Mais non. Je me trouve bien dans une salle de soins du XXIe siècle. Le bout d'os que je tiens dans la main est tout à fait contemporain. Que faire ? Une idée lumineuse traverse mon psychisme perturbé : je prends le téléphone et j'appelle le bloc opératoire à l'aide. « Allo, dites-moi que vous voulez un bout de fémur pour faire une greffe ! C'est gratuit, je vous livre à domicile... » En fait, le chirurgien a fait à la jambe du motard ce que le Dr Guillotin faisait à la nuque des contre-révolutionnaires. L'article démodé me reste sur les bras !

histoire naturelle

Mes neurones déstabilisés me font alors percevoir deux pistes éventuelles : je peux confectionner un paquet cadeau et l'offrir à la famille de l'Homo Kawazakis. Je peux également appeler les cuisines... Mais un éclair de lucidité me fait bientôt entrevoir les inconvénients de ces deux projets.

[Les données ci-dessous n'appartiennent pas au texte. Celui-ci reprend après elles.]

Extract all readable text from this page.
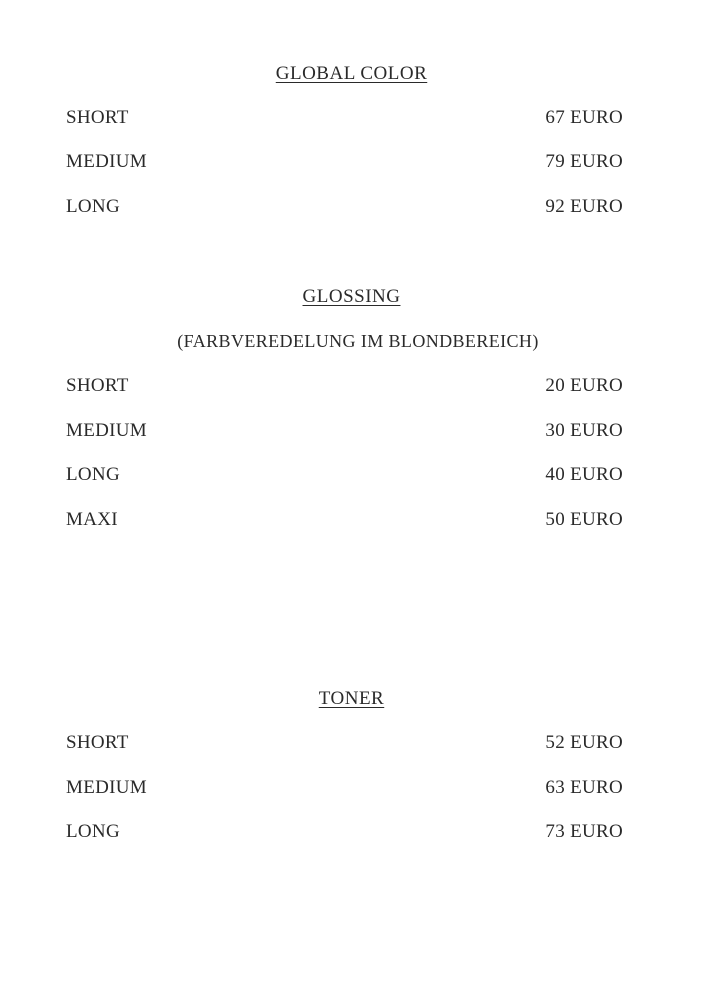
GLOBAL COLOR
SHORT	67 EURO
MEDIUM	79 EURO
LONG	92 EURO
GLOSSING
(FARBVEREDELUNG IM BLONDBEREICH)
SHORT	20 EURO
MEDIUM	30 EURO
LONG	40 EURO
MAXI	50 EURO
TONER
SHORT	52 EURO
MEDIUM	63 EURO
LONG	73 EURO
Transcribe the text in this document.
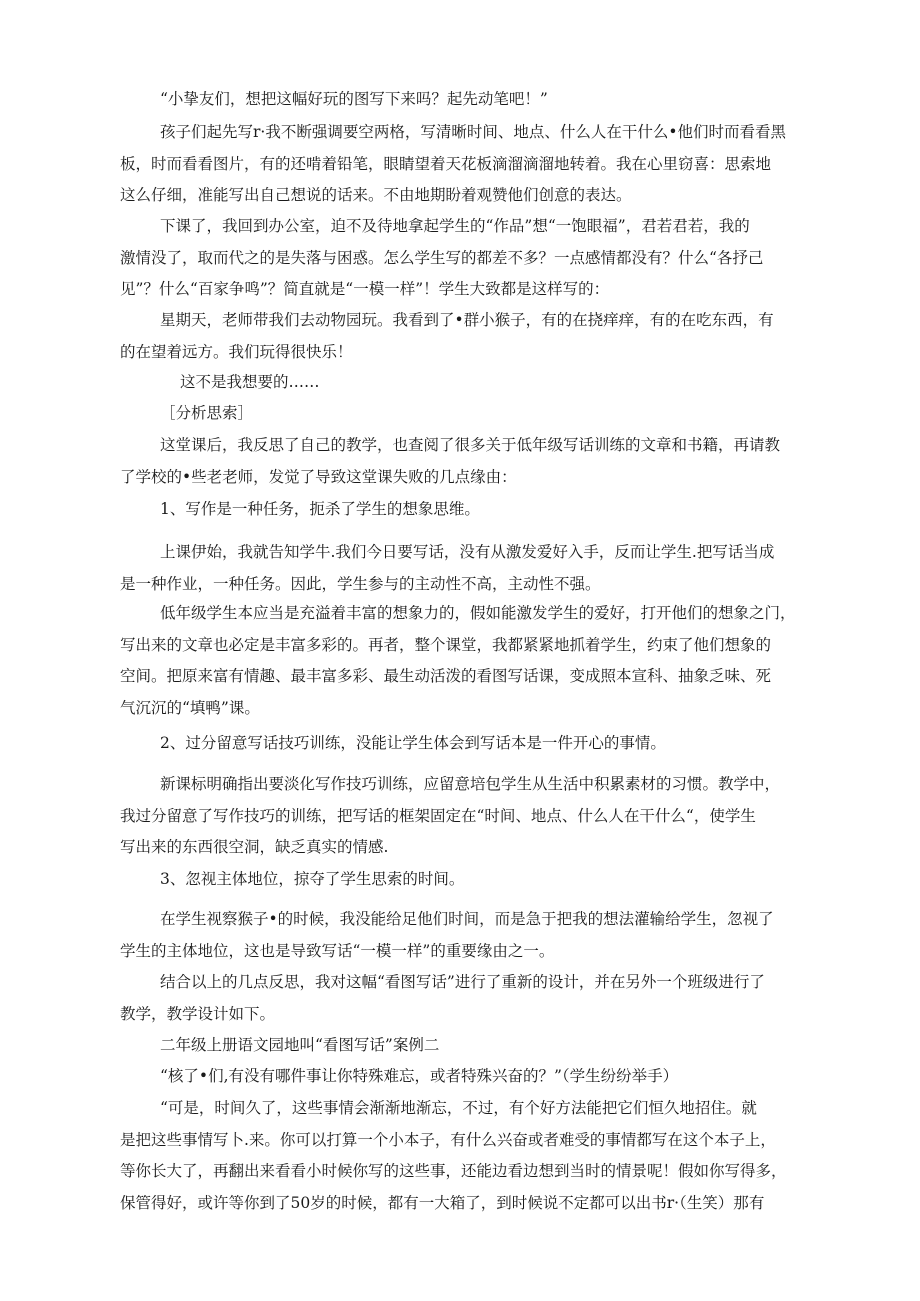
“小挚友们，想把这幅好玩的图写下来吗？起先动笔吧！”
孩子们起先写r·我不断强调要空两格，写清晰时间、地点、什么人在干什么•他们时而看看黑
板，时而看看图片，有的还啃着铅笔，眼睛望着天花板滴溜滴溜地转着。我在心里窃喜：思索地
这么仔细，准能写出自己想说的话来。不由地期盼着观赞他们创意的表达。
下课了，我回到办公室，迫不及待地拿起学生的“作品”想“一饱眼福”，君若君若，我的
激情没了，取而代之的是失落与困惑。怎么学生写的都差不多？一点感情都没有？什么“各抒己
见”？什么“百家争鸣”？简直就是“一模一样”！学生大致都是这样写的：
星期天，老师带我们去动物园玩。我看到了•群小猴子，有的在挠痒痒，有的在吃东西，有
的在望着远方。我们玩得很快乐！
这不是我想要的……
［分析思索］
这堂课后，我反思了自己的教学，也查阅了很多关于低年级写话训练的文章和书籍，再请教
了学校的•些老老师，发觉了导致这堂课失败的几点缘由：
1、写作是一种任务，扼杀了学生的想象思维。
上课伊始，我就告知学牛.我们今日要写话，没有从激发爱好入手，反而让学生.把写话当成
是一种作业，一种任务。因此，学生参与的主动性不高，主动性不强。
低年级学生本应当是充溢着丰富的想象力的，假如能激发学生的爱好，打开他们的想象之门，
写出来的文章也必定是丰富多彩的。再者，整个课堂，我都紧紧地抓着学生，约束了他们想象的
空间。把原来富有情趣、最丰富多彩、最生动活泼的看图写话课，变成照本宣科、抽象乏味、死
气沉沉的“填鸭”课。
2、过分留意写话技巧训练，没能让学生体会到写话本是一件开心的事情。
新课标明确指出要淡化写作技巧训练，应留意培包学生从生活中积累素材的习惯。教学中，
我过分留意了写作技巧的训练，把写话的框架固定在“时间、地点、什么人在干什么“，使学生
写出来的东西很空洞，缺乏真实的情感.
3、忽视主体地位，掠夺了学生思索的时间。
在学生视察猴子•的时候，我没能给足他们时间，而是急于把我的想法灌输给学生，忽视了
学生的主体地位，这也是导致写话“一模一样”的重要缘由之一。
结合以上的几点反思，我对这幅“看图写话”进行了重新的设计，并在另外一个班级进行了
教学，教学设计如下。
二年级上册语文园地叫“看图写话”案例二
“核了•们,有没有哪件事让你特殊难忘，或者特殊兴奋的？”（学生纷纷举手）
“可是，时间久了，这些事情会渐渐地渐忘，不过，有个好方法能把它们恒久地招住。就
是把这些事情写卜.来。你可以打算一个小本子，有什么兴奋或者难受的事情都写在这个本子上，
等你长大了，再翻出来看看小时候你写的这些事，还能边看边想到当时的情景呢！假如你写得多，
保管得好，或许等你到了50岁的时候，都有一大箱了，到时候说不定都可以出书r·（生笑）那有
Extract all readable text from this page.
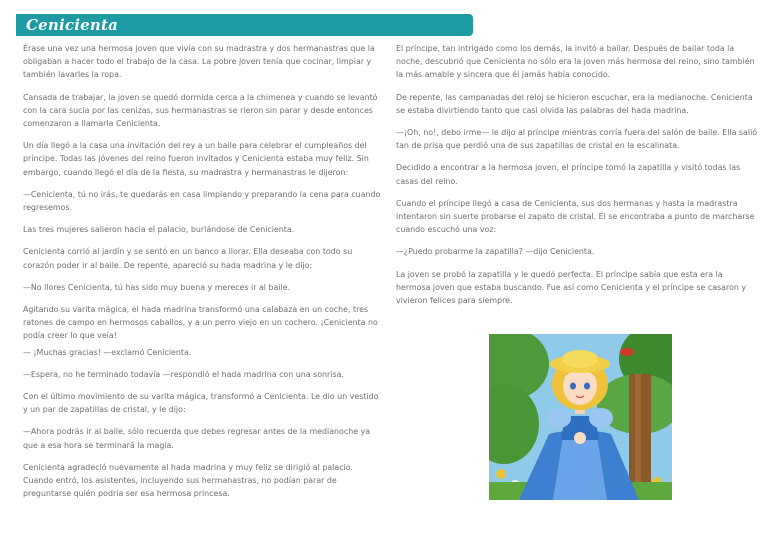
Cenicienta

Érase una vez una hermosa joven que vivía con su madrastra y dos hermanastras que la obligaban a hacer todo el trabajo de la casa. La pobre joven tenía que cocinar, limpiar y también lavarles la ropa.

Cansada de trabajar, la joven se quedó dormida cerca a la chimenea y cuando se levantó con la cara sucia por las cenizas, sus hermanastras se rieron sin parar y desde entonces comenzaron a llamarla Cenicienta.

Un día llegó a la casa una invitación del rey a un baile para celebrar el cumpleaños del príncipe. Todas las jóvenes del reino fueron invitados y Cenicienta estaba muy feliz. Sin embargo, cuando llegó el día de la fiesta, su madrastra y hermanastras le dijeron:

—Cenicienta, tú no irás, te quedarás en casa limpiando y preparando la cena para cuando regresemos.

Las tres mujeres salieron hacia el palacio, burlándose de Cenicienta.

Cenicienta corrió al jardín y se sentó en un banco a llorar. Ella deseaba con todo su corazón poder ir al baile. De repente, apareció su hada madrina y le dijo:

—No llores Cenicienta, tú has sido muy buena y mereces ir al baile.

Agitando su varita mágica, el hada madrina transformó una calabaza en un coche, tres ratones de campo en hermosos caballos, y a un perro viejo en un cochero. ¡Cenicienta no podía creer lo que veía!

— ¡Muchas gracias! —exclamó Cenicienta.

—Espera, no he terminado todavía —respondió el hada madrina con una sonrisa.

Con el último movimiento de su varita mágica, transformó a Cenicienta. Le dio un vestido y un par de zapatillas de cristal, y le dijo:

—Ahora podrás ir al baile, sólo recuerda que debes regresar antes de la medianoche ya que a esa hora se terminará la magia.

Cenicienta agradeció nuevamente al hada madrina y muy feliz se dirigió al palacio. Cuando entró, los asistentes, incluyendo sus hermanastras, no podían parar de preguntarse quién podría ser esa hermosa princesa.

El príncipe, tan intrigado como los demás, la invitó a bailar. Después de bailar toda la noche, descubrió que Cenicienta no sólo era la joven más hermosa del reino, sino también la más amable y sincera que él jamás había conocido.

De repente, las campanadas del reloj se hicieron escuchar, era la medianoche. Cenicienta se estaba divirtiendo tanto que casi olvida las palabras del hada madrina.

—¡Oh, no!, debo irme— le dijo al príncipe mientras corría fuera del salón de baile. Ella salió tan de prisa que perdió una de sus zapatillas de cristal en la escalinata.

Decidido a encontrar a la hermosa joven, el príncipe tomó la zapatilla y visitó todas las casas del reino.

Cuando el príncipe llegó a casa de Cenicienta, sus dos hermanas y hasta la madrastra intentaron sin suerte probarse el zapato de cristal. Él se encontraba a punto de marcharse cuando escuchó una voz:

—¿Puedo probarme la zapatilla? —dijo Cenicienta.

La joven se probó la zapatilla y le quedó perfecta. El príncipe sabía que esta era la hermosa joven que estaba buscando. Fue así como Cenicienta y el príncipe se casaron y vivieron felices para siempre.
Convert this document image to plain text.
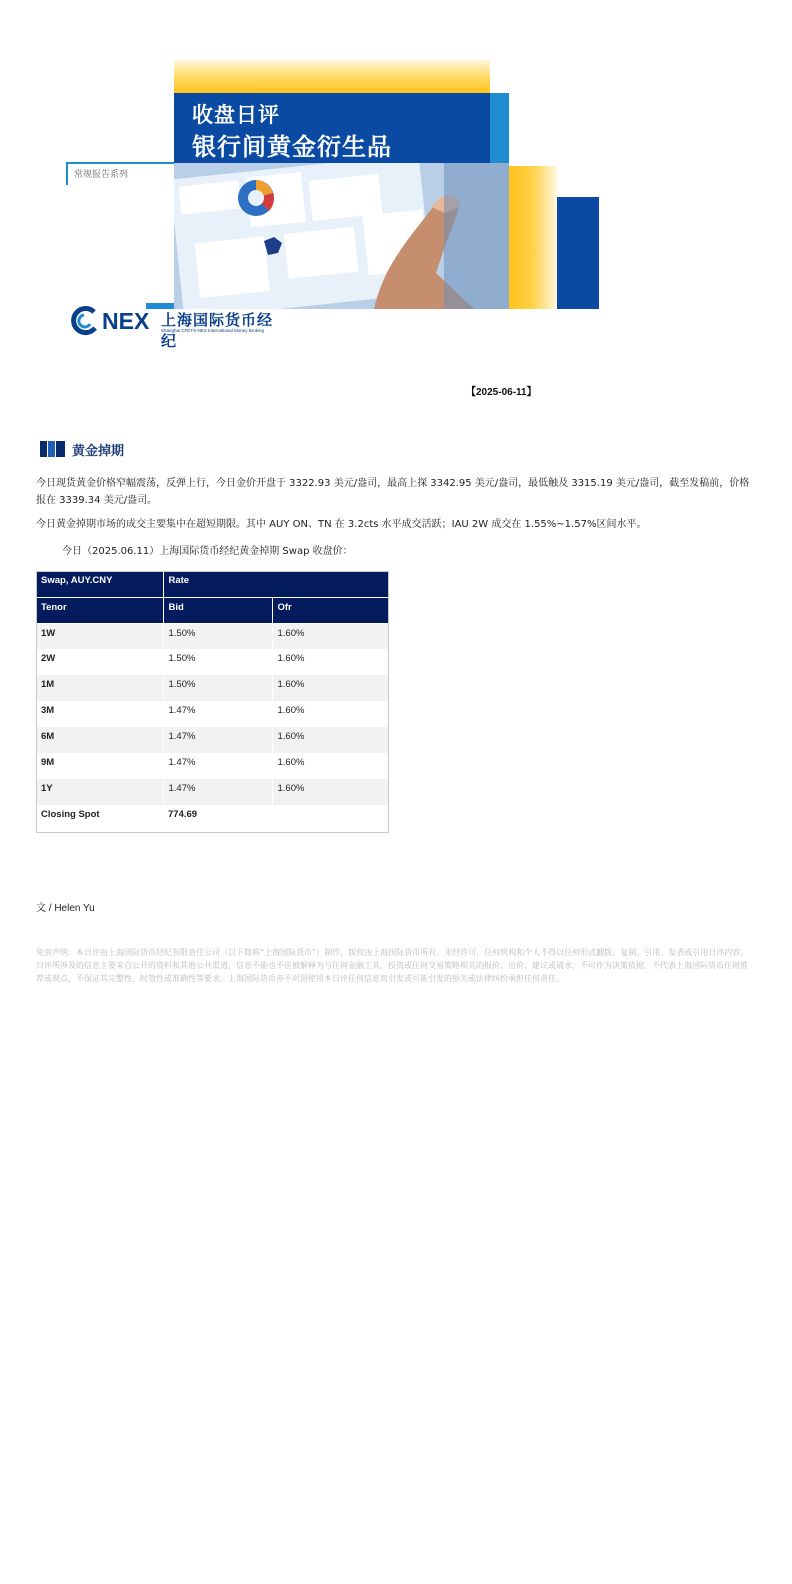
收盘日评
银行间黄金衍生品
常规报告系列
NEX 上海国际货币经纪
Shanghai CFETS-NEX International Money Broking
【2025-06-11】
黄金掉期
今日现货黄金价格窄幅震荡，反弹上行，今日金价开盘于 3322.93 美元/盎司，最高上探 3342.95 美元/盎司，最低触及 3315.19 美元/盎司，截至发稿前，价格报在 3339.34 美元/盎司。
今日黄金掉期市场的成交主要集中在超短期限。其中 AUY ON、TN 在 3.2cts 水平成交活跃；IAU 2W 成交在 1.55%~1.57%区间水平。
今日（2025.06.11）上海国际货币经纪黄金掉期 Swap 收盘价：
Swap, AUY.CNY	Rate	
Tenor	Bid	Ofr
1W	1.50%	1.60%
2W	1.50%	1.60%
1M	1.50%	1.60%
3M	1.47%	1.60%
6M	1.47%	1.60%
9M	1.47%	1.60%
1Y	1.47%	1.60%
Closing Spot	774.69	
文 / Helen Yu
免责声明：本日评由上海国际货币经纪有限责任公司（以下简称“上海国际货币”）制作，版权由上海国际货币所有。未经许可，任何机构和个人不得以任何形式翻版、复制、引用、发表或引用日评内容。日评所涉及的信息主要来自公开的资料和其他公共渠道，信息不能也不应被解释为与任何金融工具、投资或任何交易策略相关的报价、出价、建议或请求，不可作为决策依据，不代表上海国际货币任何推荐或观点，不保证其完整性、时效性或准确性等要求。上海国际货币亦不对因使用本日评任何信息而引发或可能引发的损失或法律纠纷承担任何责任。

Je termine le rangement de la salle en passant au rayon « Pertes et profits » l'objet de mon émoi. Bref, c'est encore une journée riche en émotions. Un peu trop, peut-être. Quand j'en aurai marre du stress, je pense que je demanderai ma mutation au Muséum d'histoire naturelle. Avec mon expérience d'anthropologie hospitalière, je pourrai faire valider mes acquis professionnels...

1- Ce médecin n'était pas de garde ce jour-là. Il est l'auteur du livre « Comment trancher une question douloureuse », Éditions du Raccourci, 1789.